Deux projets d'attentats ont été déjoués en France depuis le début d'année

Un «grand équipement sportif» et des militaires de l'opération «Sentinelle» ont été ciblés [AFP - Image d'illustration]

Deux projets d'attentats ont été déjoués depuis début janvier en France. C'est ce qu'a indiqué le ministre de l'Intérieur Gérard Collomb ce dimanche lors d'un entretien accordé à Europe, Cnews et Les Echos. 

Un «grand équipement sportif» et des militaires de l'opération «Sentinelle» ont été visés, a-t-il précisé. 

«Depuis le 1er janvier, nous avons déjoué deux projets d'attentats, qui n'étaient pas encore totalement finalisés mais où un certain nombre de gens étaient en train de vouloir commettre des attentats», a déclaré Gérard Collomb, avant de préciser que ces projets avaient été empêchés «dans le Sud» et «dans l'Ouest».

«La jeunesse était visée», a par ailleurs indiqué le ministre, en évoquant le projet d'attaque contre le «grand équipement sportif». Selon une source proche de l'enquête, l'homme derrière ce projet d'attaque a été interpellé mi-janvier.

Il s'agit d'un «converti» qui avait des «velléités de rejoindre la Syrie» mais qui envisageait également, dans ses «réflexions potentielles» sur un passage à l'acte, de cibler une infrastructure sportive, selon cette même source.

Cioncernant l'autre attentat déjoué «dans le Sud» contre les forces armées, «des dispositifs comme Sentinelle», selon Gérard Collomb, un homme de 33 ans, qui avait prêté allégeance au groupe Etat islamique (EI) dans une vidéo, avait été mis en examen et écroué également mi-janvier. C'est ce qu'a précisé une source proche du dossier à l'AFP.

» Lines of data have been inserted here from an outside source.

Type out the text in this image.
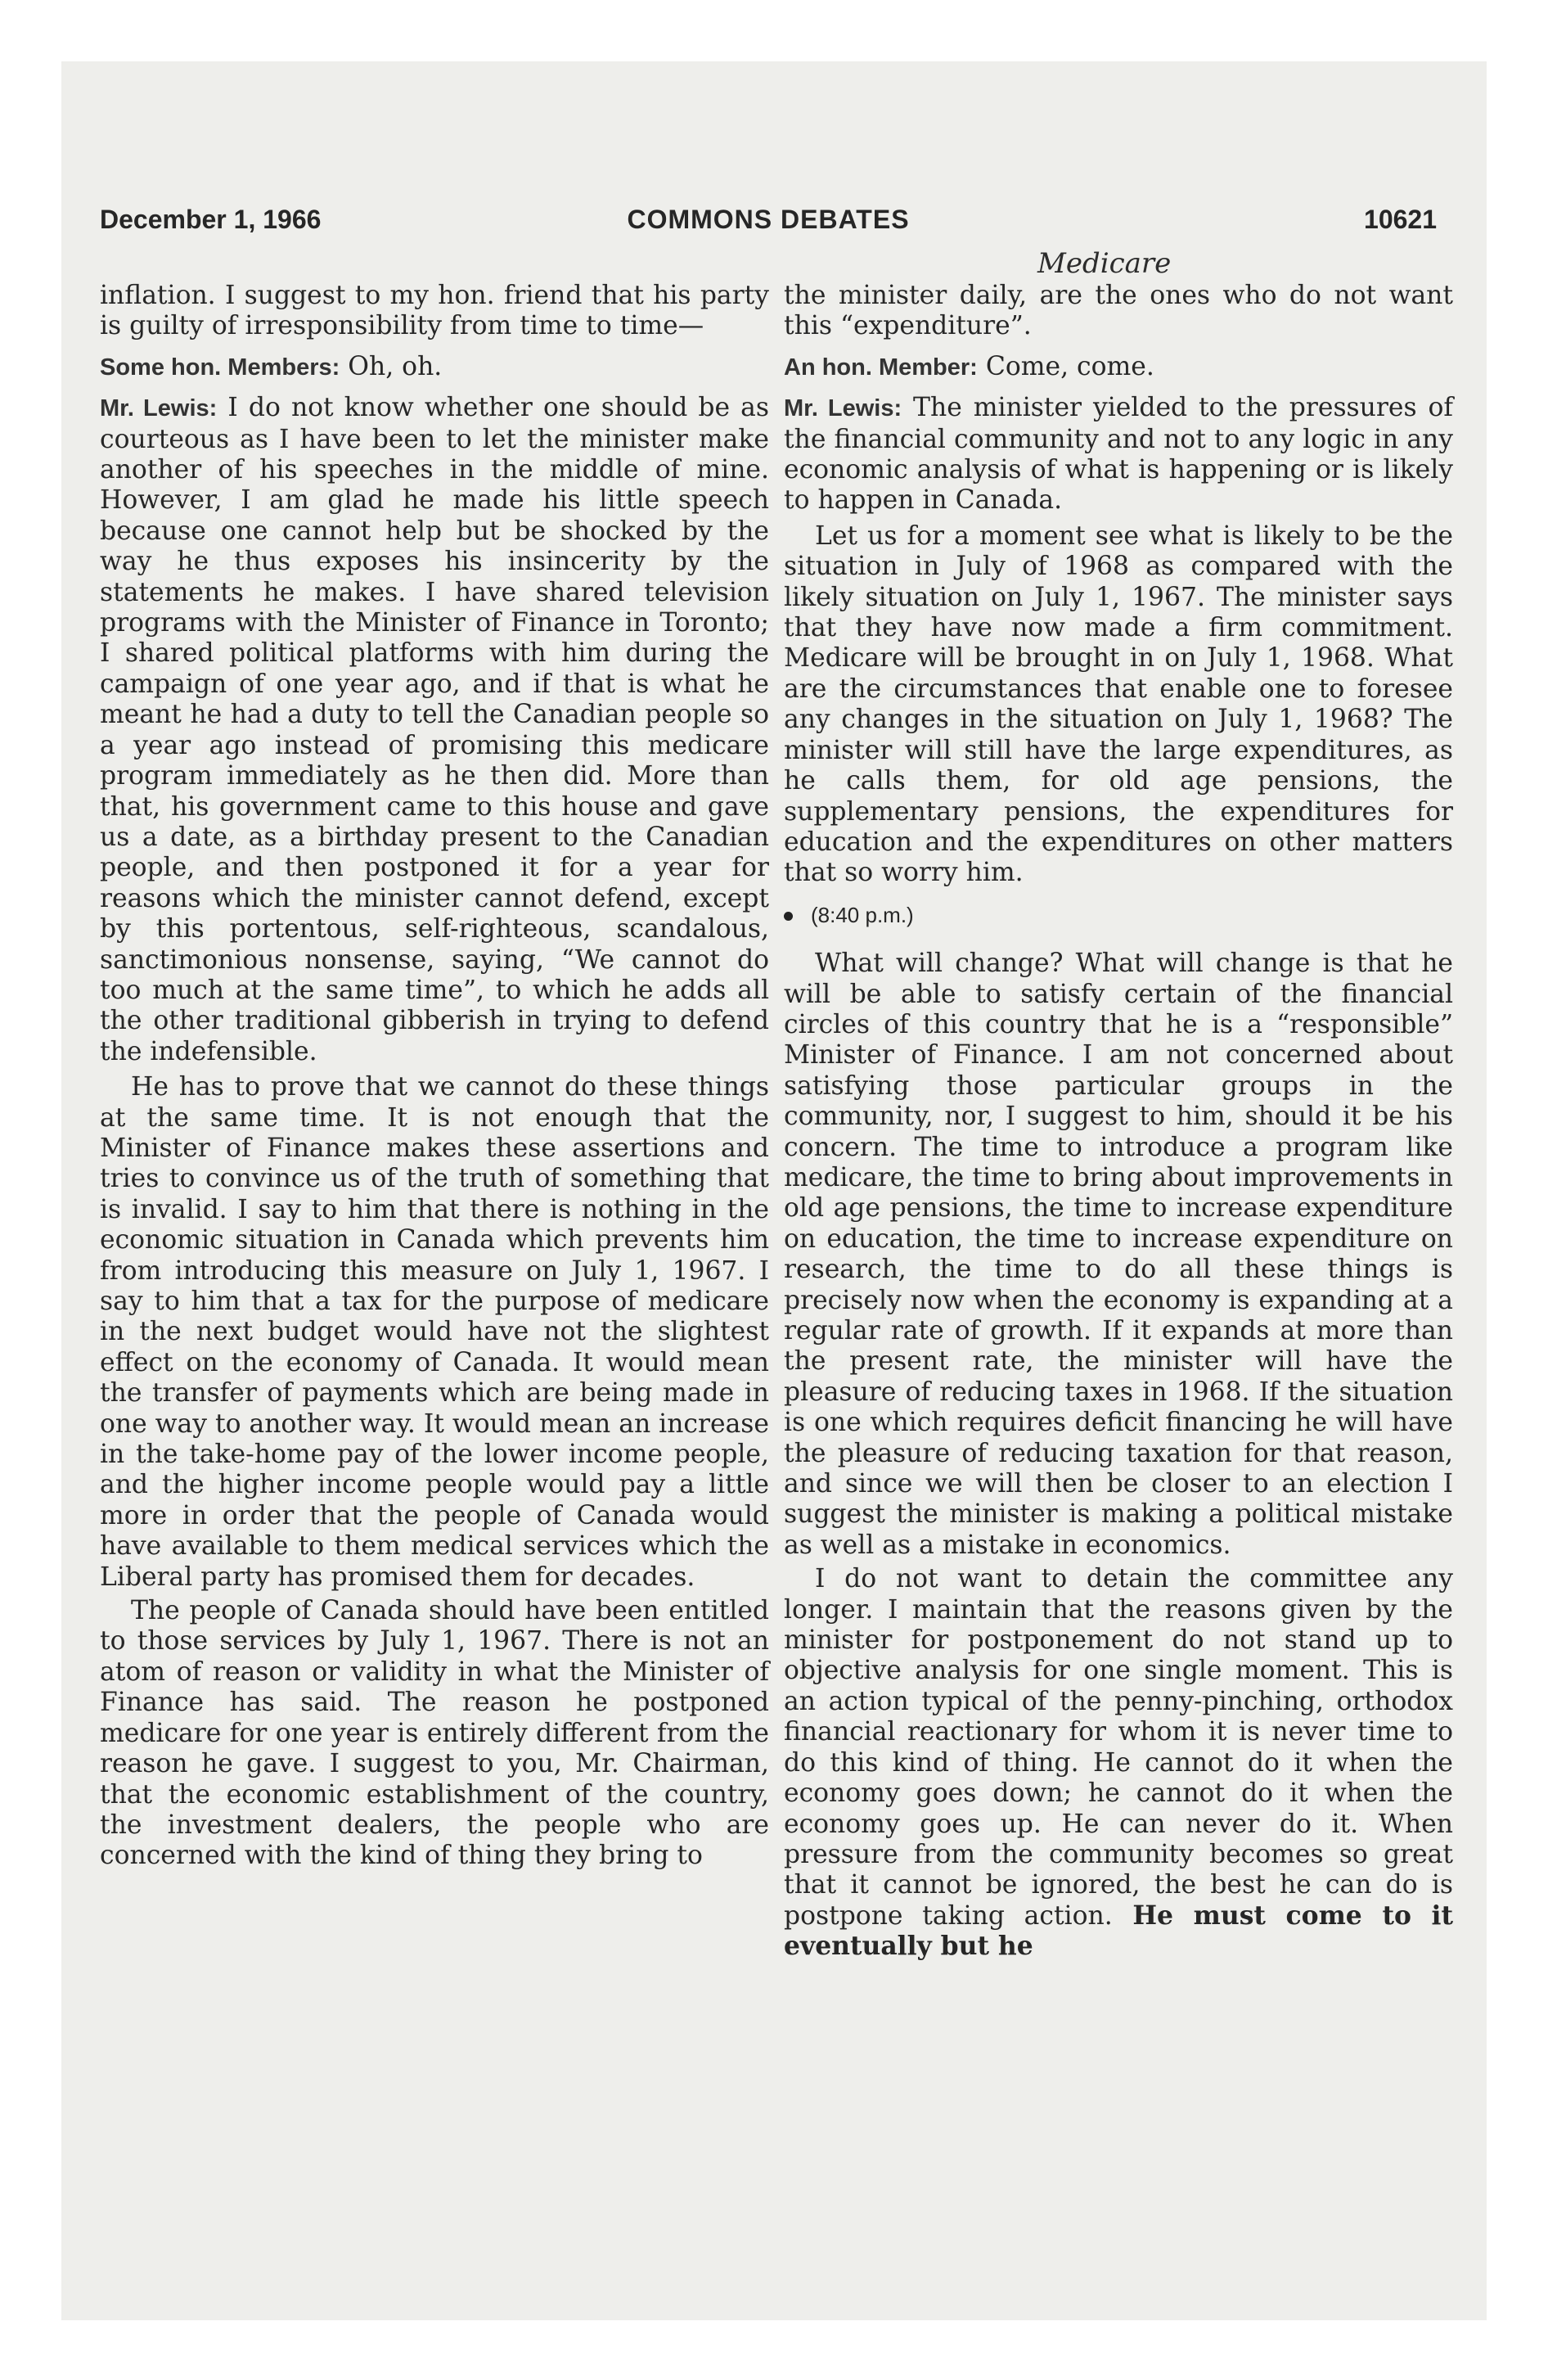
December 1, 1966	COMMONS DEBATES	10621
Medicare

inflation. I suggest to my hon. friend that his party is guilty of irresponsibility from time to time—

Some hon. Members: Oh, oh.

Mr. Lewis: I do not know whether one should be as courteous as I have been to let the minister make another of his speeches in the middle of mine. However, I am glad he made his little speech because one cannot help but be shocked by the way he thus exposes his insincerity by the statements he makes. I have shared television programs with the Minister of Finance in Toronto; I shared political platforms with him during the campaign of one year ago, and if that is what he meant he had a duty to tell the Canadian people so a year ago instead of promising this medicare program immediately as he then did. More than that, his government came to this house and gave us a date, as a birthday present to the Canadian people, and then postponed it for a year for reasons which the minister cannot defend, except by this portentous, self-righteous, scandalous, sanctimonious nonsense, saying, “We cannot do too much at the same time”, to which he adds all the other traditional gibberish in trying to defend the indefensible.

He has to prove that we cannot do these things at the same time. It is not enough that the Minister of Finance makes these assertions and tries to convince us of the truth of something that is invalid. I say to him that there is nothing in the economic situation in Canada which prevents him from introducing this measure on July 1, 1967. I say to him that a tax for the purpose of medicare in the next budget would have not the slightest effect on the economy of Canada. It would mean the transfer of payments which are being made in one way to another way. It would mean an increase in the take-home pay of the lower income people, and the higher income people would pay a little more in order that the people of Canada would have available to them medical services which the Liberal party has promised them for decades.

The people of Canada should have been entitled to those services by July 1, 1967. There is not an atom of reason or validity in what the Minister of Finance has said. The reason he postponed medicare for one year is entirely different from the reason he gave. I suggest to you, Mr. Chairman, that the economic establishment of the country, the investment dealers, the people who are concerned with the kind of thing they bring to

the minister daily, are the ones who do not want this “expenditure”.

An hon. Member: Come, come.

Mr. Lewis: The minister yielded to the pressures of the financial community and not to any logic in any economic analysis of what is happening or is likely to happen in Canada.

Let us for a moment see what is likely to be the situation in July of 1968 as compared with the likely situation on July 1, 1967. The minister says that they have now made a firm commitment. Medicare will be brought in on July 1, 1968. What are the circumstances that enable one to foresee any changes in the situation on July 1, 1968? The minister will still have the large expenditures, as he calls them, for old age pensions, the supplementary pensions, the expenditures for education and the expenditures on other matters that so worry him.

(8:40 p.m.)

What will change? What will change is that he will be able to satisfy certain of the financial circles of this country that he is a “responsible” Minister of Finance. I am not concerned about satisfying those particular groups in the community, nor, I suggest to him, should it be his concern. The time to introduce a program like medicare, the time to bring about improvements in old age pensions, the time to increase expenditure on education, the time to increase expenditure on research, the time to do all these things is precisely now when the economy is expanding at a regular rate of growth. If it expands at more than the present rate, the minister will have the pleasure of reducing taxes in 1968. If the situation is one which requires deficit financing he will have the pleasure of reducing taxation for that reason, and since we will then be closer to an election I suggest the minister is making a political mistake as well as a mistake in economics.

I do not want to detain the committee any longer. I maintain that the reasons given by the minister for postponement do not stand up to objective analysis for one single moment. This is an action typical of the penny-pinching, orthodox financial reactionary for whom it is never time to do this kind of thing. He cannot do it when the economy goes down; he cannot do it when the economy goes up. He can never do it. When pressure from the community becomes so great that it cannot be ignored, the best he can do is postpone taking action. He must come to it eventually but he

Au cours de perquisitions menées à son domicile, dans la région de Nîmes, des produits pouvant servir à la confection d'explosifs avaient été retrouvés, avait précisé à l'époque à l'AFP une source proche de l'enquête.

3 mosquées fermées 

Sur les responsables de ces projets d'attaques, Gérard Collomb a dévoilé quelques informations. Ils sont aujourd'hui «en prison» et étaient auparavant «suivies», a-t-il expliqué avec de justifier : «c'est comme ça d'ailleurs qu'on a pu déjouer les projets d'attentats».

L'occupant de la place Beauvau a également précisé que les individus interpellés n'étaient pas des «fichés S» mais des fichés FSPRT, c'est à dire qu'ils étaient signalés dans le fichier pour la prévention et la radicalisation à caractère terroriste. 

Enfin, Gérard Collomb a déclaré que trois mosquées - situées à Aix-en-Provence, Sartrouville et Marseille - avaient été fermées en France, «parce qu'il y avait apologie du terrorisme».